Of course, that headline has appeared in about three places already. I’m on my way out and have no tie to look out the books for a phrase right now.
At last the thing has happened. The thing that might, in about a hundred years, lead to the opening of those famous vaults in which are stored all the decades’-worth of unpublished subsequent writings by the author of all those iconic – yes, iconic – books. When I first discovered JD Salinger at the age of 19 he hit me like a wave breaking. I was drenched in it. Catcher in the Rye was good, but what really blew me away – sad as it may seem to say so now – was the Glass family. Raise High the Roofbeam, Carpenters was a really profound experience for me. Franny & Zooey was one of my favourite books nearly to the end of my 20s. I do think these books represent something really good about the fifties, something we can never recapture – why, even the idea that “the last man in the city with a completely unguarded face,” or however he put it, would be a good thing.
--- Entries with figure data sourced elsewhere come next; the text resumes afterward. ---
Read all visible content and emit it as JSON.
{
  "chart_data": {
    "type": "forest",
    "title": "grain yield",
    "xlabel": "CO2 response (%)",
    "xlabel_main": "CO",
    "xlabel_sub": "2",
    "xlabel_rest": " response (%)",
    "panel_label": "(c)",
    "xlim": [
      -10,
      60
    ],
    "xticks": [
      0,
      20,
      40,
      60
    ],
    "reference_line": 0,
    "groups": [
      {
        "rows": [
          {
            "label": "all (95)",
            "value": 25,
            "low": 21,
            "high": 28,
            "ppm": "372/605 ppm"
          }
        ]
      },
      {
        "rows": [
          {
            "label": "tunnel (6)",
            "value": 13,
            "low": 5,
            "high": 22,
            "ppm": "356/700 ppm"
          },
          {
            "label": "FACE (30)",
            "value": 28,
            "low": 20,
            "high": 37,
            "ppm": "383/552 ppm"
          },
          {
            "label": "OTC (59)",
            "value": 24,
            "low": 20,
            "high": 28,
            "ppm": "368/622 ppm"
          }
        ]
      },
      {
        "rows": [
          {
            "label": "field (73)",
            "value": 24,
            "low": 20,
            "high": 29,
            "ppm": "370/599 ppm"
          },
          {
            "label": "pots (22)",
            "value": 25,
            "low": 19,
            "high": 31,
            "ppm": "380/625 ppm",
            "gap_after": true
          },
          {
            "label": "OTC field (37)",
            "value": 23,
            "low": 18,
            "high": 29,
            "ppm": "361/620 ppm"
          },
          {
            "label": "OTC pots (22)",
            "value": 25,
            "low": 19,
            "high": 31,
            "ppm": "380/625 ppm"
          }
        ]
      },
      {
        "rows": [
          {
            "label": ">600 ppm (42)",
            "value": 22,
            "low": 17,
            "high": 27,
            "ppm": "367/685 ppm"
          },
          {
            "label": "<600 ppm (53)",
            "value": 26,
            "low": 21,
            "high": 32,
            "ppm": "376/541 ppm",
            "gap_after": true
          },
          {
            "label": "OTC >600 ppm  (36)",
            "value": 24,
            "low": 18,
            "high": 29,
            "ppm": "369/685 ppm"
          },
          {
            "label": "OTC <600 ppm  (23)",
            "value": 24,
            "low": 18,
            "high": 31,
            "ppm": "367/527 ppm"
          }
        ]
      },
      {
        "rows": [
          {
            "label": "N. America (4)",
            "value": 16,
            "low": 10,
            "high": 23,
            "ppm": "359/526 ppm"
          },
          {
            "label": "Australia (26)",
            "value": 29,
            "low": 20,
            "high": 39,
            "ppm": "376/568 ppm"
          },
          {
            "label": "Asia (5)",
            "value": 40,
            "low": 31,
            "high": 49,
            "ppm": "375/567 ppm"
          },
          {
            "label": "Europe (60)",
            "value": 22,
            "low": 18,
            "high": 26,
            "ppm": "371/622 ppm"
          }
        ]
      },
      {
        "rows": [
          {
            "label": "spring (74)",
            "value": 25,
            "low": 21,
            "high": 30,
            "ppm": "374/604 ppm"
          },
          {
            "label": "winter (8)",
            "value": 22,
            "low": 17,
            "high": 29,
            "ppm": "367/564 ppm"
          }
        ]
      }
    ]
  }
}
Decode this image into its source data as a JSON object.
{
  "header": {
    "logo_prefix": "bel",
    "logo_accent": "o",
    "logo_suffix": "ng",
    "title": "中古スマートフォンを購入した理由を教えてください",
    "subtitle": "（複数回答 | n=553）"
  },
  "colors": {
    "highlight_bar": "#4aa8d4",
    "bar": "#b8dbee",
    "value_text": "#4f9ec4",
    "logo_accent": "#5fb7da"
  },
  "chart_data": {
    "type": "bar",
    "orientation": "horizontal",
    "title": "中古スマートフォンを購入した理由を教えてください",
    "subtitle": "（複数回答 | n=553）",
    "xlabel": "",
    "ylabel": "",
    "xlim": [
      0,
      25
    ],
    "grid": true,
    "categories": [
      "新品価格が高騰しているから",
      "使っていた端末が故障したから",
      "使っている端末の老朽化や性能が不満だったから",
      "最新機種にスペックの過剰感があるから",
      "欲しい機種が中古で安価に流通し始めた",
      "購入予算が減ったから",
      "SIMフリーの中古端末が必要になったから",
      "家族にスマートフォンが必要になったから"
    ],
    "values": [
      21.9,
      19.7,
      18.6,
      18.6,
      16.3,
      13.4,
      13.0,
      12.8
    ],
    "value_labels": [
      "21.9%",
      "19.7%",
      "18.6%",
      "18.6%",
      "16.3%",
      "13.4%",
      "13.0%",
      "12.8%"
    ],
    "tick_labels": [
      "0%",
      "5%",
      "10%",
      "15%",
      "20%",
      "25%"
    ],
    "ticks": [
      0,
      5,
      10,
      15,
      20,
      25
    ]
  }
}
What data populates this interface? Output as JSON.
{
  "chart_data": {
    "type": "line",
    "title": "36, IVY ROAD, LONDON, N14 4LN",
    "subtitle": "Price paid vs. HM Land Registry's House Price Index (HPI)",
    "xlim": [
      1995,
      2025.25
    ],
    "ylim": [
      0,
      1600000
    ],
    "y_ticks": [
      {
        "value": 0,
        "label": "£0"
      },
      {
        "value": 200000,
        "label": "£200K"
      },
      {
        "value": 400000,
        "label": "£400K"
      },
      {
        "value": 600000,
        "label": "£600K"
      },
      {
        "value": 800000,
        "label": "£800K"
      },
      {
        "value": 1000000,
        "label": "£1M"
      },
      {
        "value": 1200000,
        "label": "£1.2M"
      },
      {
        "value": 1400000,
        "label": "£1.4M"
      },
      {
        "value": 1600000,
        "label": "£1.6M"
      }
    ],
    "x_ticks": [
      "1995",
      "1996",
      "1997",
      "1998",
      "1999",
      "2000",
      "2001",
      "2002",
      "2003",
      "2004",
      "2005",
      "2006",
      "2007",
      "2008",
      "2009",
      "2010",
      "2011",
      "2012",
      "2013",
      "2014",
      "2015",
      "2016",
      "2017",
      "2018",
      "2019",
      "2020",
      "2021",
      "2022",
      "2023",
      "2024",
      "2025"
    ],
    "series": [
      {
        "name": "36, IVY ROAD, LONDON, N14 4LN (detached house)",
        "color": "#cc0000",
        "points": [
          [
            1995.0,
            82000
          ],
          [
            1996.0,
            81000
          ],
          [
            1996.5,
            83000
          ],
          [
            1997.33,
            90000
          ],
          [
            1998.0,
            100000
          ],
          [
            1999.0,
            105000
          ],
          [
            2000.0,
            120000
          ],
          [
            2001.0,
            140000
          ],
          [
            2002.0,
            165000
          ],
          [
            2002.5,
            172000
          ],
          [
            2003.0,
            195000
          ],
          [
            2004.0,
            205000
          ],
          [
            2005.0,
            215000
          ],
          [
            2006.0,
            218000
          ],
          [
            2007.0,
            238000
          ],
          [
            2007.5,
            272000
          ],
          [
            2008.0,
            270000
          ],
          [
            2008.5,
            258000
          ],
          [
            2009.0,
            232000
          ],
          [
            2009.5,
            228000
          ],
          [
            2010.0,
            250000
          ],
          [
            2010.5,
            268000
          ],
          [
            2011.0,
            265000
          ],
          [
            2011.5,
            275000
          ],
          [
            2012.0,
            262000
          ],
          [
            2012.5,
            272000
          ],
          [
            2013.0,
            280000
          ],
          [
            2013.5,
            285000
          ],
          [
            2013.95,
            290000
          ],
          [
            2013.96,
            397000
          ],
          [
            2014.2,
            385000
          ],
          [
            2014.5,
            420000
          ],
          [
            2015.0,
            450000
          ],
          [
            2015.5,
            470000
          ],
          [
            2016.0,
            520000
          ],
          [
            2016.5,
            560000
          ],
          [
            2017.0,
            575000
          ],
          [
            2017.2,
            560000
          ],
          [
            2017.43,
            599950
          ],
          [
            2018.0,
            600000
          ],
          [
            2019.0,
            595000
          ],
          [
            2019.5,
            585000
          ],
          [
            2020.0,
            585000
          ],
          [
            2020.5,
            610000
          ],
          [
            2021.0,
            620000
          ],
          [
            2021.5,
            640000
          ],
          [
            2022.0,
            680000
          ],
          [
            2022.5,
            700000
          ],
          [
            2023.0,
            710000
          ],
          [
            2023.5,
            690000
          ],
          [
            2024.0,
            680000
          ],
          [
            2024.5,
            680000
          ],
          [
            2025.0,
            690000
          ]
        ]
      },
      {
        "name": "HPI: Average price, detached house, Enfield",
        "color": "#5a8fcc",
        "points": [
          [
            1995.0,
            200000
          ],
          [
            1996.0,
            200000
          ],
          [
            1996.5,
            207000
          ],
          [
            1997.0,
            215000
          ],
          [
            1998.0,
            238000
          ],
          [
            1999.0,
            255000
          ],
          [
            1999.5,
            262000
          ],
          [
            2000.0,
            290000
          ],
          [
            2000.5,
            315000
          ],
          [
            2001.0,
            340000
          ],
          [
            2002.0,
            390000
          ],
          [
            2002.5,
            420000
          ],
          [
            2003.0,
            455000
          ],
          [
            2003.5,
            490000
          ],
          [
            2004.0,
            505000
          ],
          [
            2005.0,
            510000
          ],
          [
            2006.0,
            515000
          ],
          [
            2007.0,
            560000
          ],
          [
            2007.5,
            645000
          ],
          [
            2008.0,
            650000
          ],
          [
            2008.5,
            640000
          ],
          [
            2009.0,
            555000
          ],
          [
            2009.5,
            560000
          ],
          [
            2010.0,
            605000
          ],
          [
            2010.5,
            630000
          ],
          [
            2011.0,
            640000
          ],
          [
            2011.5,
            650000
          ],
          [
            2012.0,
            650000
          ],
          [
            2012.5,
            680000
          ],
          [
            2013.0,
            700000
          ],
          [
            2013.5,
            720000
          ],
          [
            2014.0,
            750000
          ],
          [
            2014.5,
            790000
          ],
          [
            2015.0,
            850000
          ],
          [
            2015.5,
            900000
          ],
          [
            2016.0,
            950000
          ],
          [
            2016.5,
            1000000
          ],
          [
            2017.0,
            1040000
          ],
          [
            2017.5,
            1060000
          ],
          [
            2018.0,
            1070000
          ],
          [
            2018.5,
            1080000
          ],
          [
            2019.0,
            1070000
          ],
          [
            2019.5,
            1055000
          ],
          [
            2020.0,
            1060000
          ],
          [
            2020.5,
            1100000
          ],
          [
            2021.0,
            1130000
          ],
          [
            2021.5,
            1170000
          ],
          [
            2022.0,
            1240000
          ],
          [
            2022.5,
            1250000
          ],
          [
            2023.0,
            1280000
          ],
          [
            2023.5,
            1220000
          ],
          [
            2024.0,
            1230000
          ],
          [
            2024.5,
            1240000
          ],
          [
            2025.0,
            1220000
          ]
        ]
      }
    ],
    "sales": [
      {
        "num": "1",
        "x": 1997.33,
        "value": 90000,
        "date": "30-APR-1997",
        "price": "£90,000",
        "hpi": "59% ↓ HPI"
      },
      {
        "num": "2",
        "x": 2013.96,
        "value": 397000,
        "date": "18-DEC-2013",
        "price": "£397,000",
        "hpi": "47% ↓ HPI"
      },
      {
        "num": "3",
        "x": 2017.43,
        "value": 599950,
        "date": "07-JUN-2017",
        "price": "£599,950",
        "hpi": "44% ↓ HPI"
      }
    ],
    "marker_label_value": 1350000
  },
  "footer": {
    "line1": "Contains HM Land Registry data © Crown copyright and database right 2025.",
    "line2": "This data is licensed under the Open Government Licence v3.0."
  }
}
The Burlington Free Press says this:
Enraged by all the “phonies” who make “me so depressed I go crazy,” Holden soon became American literature’s most famous anti-hero since Huckleberry Finn. The novel’s sales are astonishing – more than 60 million copies worldwide – and its impact incalculable. Decades after publication, the book remains a defining expression of that most American of dreams – to never grow up.
But I think we are all, while strangely infantilised in some ways, still so busy being “grown up|” in all the others – so cynical and worldly and materialistic – that his books seem strangely out of step now. I know everyone will want to see them and read what he’s been writing all these years – but if it hadn’t been for them being hidden, wouldn’t we be thinking they were somehow too naif for our jaded era?
More – and more cogent, I’m sure – later. Anyway, RIP Salinger. I’m going to the theatre now, a very serious contemporary German drama, links etc afterwards. I almost have a feeling they should announce Salinger’s death from the stage.
EDITING IN: Well I meant to go away and do something clever, like reread a book and find apt quotations from it, or devise some clever theory about the Zeitgeist and how old JDS is going to fit into it as we claw our way back out of this recession… but no. I managed precisely nothing. But never fear, because the wonderful James Marcus has gone and come up with the goods! Read his take on it here. You’ll be both glad and also kind of sorry you did.)








I think the Glass stories are one of the wonders of 20th century literature. But that’s just me. Sad. I hope he had a nice life away from the spotlight.
Dear Katy
I too read ‘Catcher in the Rye’ in my teens and was hugely disappointed by it. I had been spoiled by reading too much Updike and Bellow who were far better writers. I didn’t bother with Salinger after that. However, he sold over 60 million copies and was able to retire on the royalties at a relatively young age so he must have been doing something right. Sometimes a writer (another example is Dan Brown ) can capture the zeitgeist without being particularly good.
Best wishes from Simon
I first read Catcher in the Rye at the age of 15, when it was pretty much my introduction to ‘grown-up’ fiction. And have read it maybe six times since- including that quite exciting occasion in, I think, 1994, when an edition was released restoring the author’s text, which had been ever-so-slightly amended by the original editors (Salinger had basically used to many italics for their liking). I knew he had become a recluse, of course, but I didn’t know he was supposed to have amassed volumes of unseen work in the intervening decades. Imagine the weight of responsibility on the first reviewers to pick up that legacy…. millions of devotees longing to find out whether the hidden works bear comparison to their feted predecessor. I envy them but at the same time don’t envy them at all.